Michael Uhlarik, Chief Product Officer at NorthForge and the Dispatch’s lead designer, explained the structural philosophy that allowed the company to achieve a vehicle weight of 140 kg (308 lb) while meeting military durability requirements that far exceed civilian standards. “We achieved the seemingly contradictory requirement, a low weight but super strong vehicle, thanks to the aerospace monocoque construction methodology we employed,” Uhlarik said. “It was the single most important architectural decision in the Dispatch design process.” The monocoque approach, derived from aircraft construction, integrates structural and load-bearing functions into the vehicle’s outer shell rather than building them around a separate internal frame, which eliminates the weight of the frame while actually increasing torsional rigidity, the resistance to twisting forces that determines how a vehicle handles rough terrain without flexing or failing at connection points.

The practical consequence of that construction approach extends to field maintenance, because the aluminum monocoque structure can be disassembled using only three tools, the complete vehicle packs into a crate measuring approximately 1.5 by 0.9 by 0.6 meters (5 by 3 by 2 feet), all electrical components share standardized quick connectors rated for extreme cold to prevent the connector failures that plague electronic systems in sub-zero temperatures, and replacing the entire power unit requires removing a single shaft rather than the multi-hour procedure that most vehicle drivetrain replacements involve. The Dispatch carries five dedicated cargo hard points on its chassis plus two additional racks on the front forks, giving it a total cargo capacity of 200 kg (441 lb) that NorthForge describes as achievable “without hesitation,” supported by solid girder front forks suspended by CNC-machined control arms rated to handle three times the stress of conventional telescopic forks found on civilian motorcycles.

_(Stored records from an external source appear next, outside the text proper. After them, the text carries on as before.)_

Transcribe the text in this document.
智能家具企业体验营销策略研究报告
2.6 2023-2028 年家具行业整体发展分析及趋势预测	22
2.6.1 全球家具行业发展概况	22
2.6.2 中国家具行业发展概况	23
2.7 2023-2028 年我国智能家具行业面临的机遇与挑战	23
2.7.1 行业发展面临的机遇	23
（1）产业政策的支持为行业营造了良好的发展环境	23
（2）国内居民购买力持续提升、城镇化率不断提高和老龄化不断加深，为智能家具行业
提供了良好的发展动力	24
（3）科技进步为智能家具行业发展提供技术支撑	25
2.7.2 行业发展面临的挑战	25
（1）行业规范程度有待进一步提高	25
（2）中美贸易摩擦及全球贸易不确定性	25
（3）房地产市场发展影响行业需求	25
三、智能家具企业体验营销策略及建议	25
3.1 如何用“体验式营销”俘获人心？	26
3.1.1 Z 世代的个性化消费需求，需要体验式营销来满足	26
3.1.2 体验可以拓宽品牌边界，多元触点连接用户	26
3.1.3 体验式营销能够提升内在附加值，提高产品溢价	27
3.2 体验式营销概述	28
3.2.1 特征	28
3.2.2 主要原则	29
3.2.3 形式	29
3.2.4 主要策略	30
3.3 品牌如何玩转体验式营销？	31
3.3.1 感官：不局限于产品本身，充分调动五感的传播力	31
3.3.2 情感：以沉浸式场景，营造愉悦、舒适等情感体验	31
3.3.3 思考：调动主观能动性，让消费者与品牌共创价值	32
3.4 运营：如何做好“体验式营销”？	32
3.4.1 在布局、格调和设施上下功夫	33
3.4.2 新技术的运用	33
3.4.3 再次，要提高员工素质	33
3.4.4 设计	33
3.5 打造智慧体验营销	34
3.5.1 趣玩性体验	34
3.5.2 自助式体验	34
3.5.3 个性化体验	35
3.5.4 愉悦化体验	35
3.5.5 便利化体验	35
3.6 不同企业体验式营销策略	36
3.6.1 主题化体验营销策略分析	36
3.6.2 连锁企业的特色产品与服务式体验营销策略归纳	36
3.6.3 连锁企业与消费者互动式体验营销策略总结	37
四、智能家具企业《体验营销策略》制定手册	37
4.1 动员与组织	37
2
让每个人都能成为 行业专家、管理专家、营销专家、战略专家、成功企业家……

The vehicle’s key performance specifications include a range of up to 200 km (124 miles), a top speed of 110 km/h (68 mph) with an optional narrower rear tire configuration, a seat height of 780 mm (30.7 inches) designed to accommodate a wide range of operator heights, and the 200 kg (441 lb) cargo capacity that the chassis hard points support. The 92 kg (203 lb) empty weight figure, meaning the vehicle without its three battery modules, illustrates how effectively the monocoque construction methodology concentrates mass in the energy storage rather than the structure itself.

The Dispatch is more than 80 percent Canadian-made, with offshore components sourced exclusively from NATO member countries, and its battery system, which NorthForge describes as 100 percent Canadian, with no dependence on batteries, motors, or software sourced from non-allied nations, makes the platform one of the more complete expressions of sovereign defense industrial policy in the Canadian startup ecosystem.

Hayter placed the Dispatch’s development within a broader argument about what modern defense mobility requires in an operating environment where drone surveillance has made conventional vehicle movement increasingly detectable and dangerous. “A destabilized world demands safe, reliable and enduring defence machinery,” Hayter said. “NorthForge exists to contribute to that national mission, building silent, resilient and flexible mobility systems here at home, with Canadian partners, for Canadian and allied forces.”